Fragility. That is the defining quality of Paul Bowle's vivid illustration of Fez circa 1954. Or rather, the reverie of an unadorned, exotic place that vaguely resembles Fez. For the characters, the reality of the medieval city plagues that reverie. The Fez of the novel is at war. With the French occupiers, and the Istiqlal (independence) fighters upping the stakes, raising the level of brutality. In Bowles's explicitly detailed streets, alleyways, cafes, there are conspiring students and those who inform on them. Arrogant French soldiers and disdainful natives. Faithless Berber collaborators and angry Moroccan mobs. But Fez, fragile and frail its condition maybe, is not the subject of this book. It is the reverie of two relatively apolitical onlookers. The likeness of that reverie is that of a spider's house.

At the Merinides Palace resides John Stenham, an American writer who has been in Fez for several years at the time of his introduction. His mordant wit and ill-temper are that of man of shattered ideals. He is the type of pseudo-cynic, the reader senses, was once a romantic. His neighbor, and frequent companion, is Moss, an English businessman, who, like the American, is in Fez for ambiguous reasons. Their daily routine consists of silly little mind games, where Moss pretends to be a chaste of the orient, with Stenham as his acquainted guide. But Moss, we learn, is sly old bat. He is a millionaire, a true cynic whose cynicism has served him well. The writer's case is much graver than that.

Stenham is an ex-communist, with a fuzzy desire "to be saved". It makes sense that he did not choose Casablanca or Rabat, it is only Fez, the 9th century Islamic city, whose way of life might have seemed alien enough that it would poccess the attraction of an uncorrupted Utopia. He has learned to speak Arabic, learned the unspoken cultural rules of the Medina, but he has never connected with Moroccans. And he hopes he never has to. That would complicate the picture. But before The Spider's House turns into one of those condescending "Westerners in a strange land" stories, Bowles gives the tale a brilliant twist; He introduces Amar, a fifteen-year-old Fessian. Amar is a Cherif (his family lineage can be traced directly to the Prophet). That is not to say he is rich. In fact, his family lives in relative destitute, with his father's income as a healer proving barely adequate. He is illiterate, yet possesses an astounding faith. Amar is, for the most part, the primary protagonist of The Spider's House. And Bowles, an American, affords him such a singular, authentic world view that the novel takes on a whole new dimension. Amar, a character who is more resonant than the Westerner neither negates nor proves Stenham's asinine view of Moroccans. Yes, like Stenham, his vision of the world will be shattered by the end of the novel, but that vision is so far away from Stenham's, that it may seem reasonable to assume that the boy and man, Muslim and Nazarene (Western Christian), are separated by an unbridgeable divide.

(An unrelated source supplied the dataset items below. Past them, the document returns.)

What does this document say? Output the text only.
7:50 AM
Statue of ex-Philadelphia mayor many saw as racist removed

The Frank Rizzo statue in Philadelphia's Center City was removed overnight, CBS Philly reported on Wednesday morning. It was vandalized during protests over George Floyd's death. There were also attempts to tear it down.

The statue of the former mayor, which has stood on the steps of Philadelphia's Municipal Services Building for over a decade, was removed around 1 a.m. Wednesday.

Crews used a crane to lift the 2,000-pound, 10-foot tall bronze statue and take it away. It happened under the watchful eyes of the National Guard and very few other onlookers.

It is a given that Amar's and Stenham's paths cross. What happens then, I will leave you to discover. Bowles, who has lived most of his life in Morroco, writes in a stately, elegant fashion. A style that is neither obtrusive nor bland. His theme is that way too; neither stated nor retracted. I don't think he endorses protagonists' view that they are so fundamentally different they can never communicate on equal terms. For Stenham, a Fez populated by people whose ambitions and hopes he can comprehend is tantamount to its destruction. Amar discovers that the world has "come nearer, but in coming nearer it had grown smaller. As if an enormous piece of a great puzzle had fallen unexpectedly into place, blocking the view of distant, beautiful countrysides," He has hit a black wall of certainty. In the beautifully subtle closing scene, one of them will reach out, the other will value his sand castle, his spider's house, too much for that.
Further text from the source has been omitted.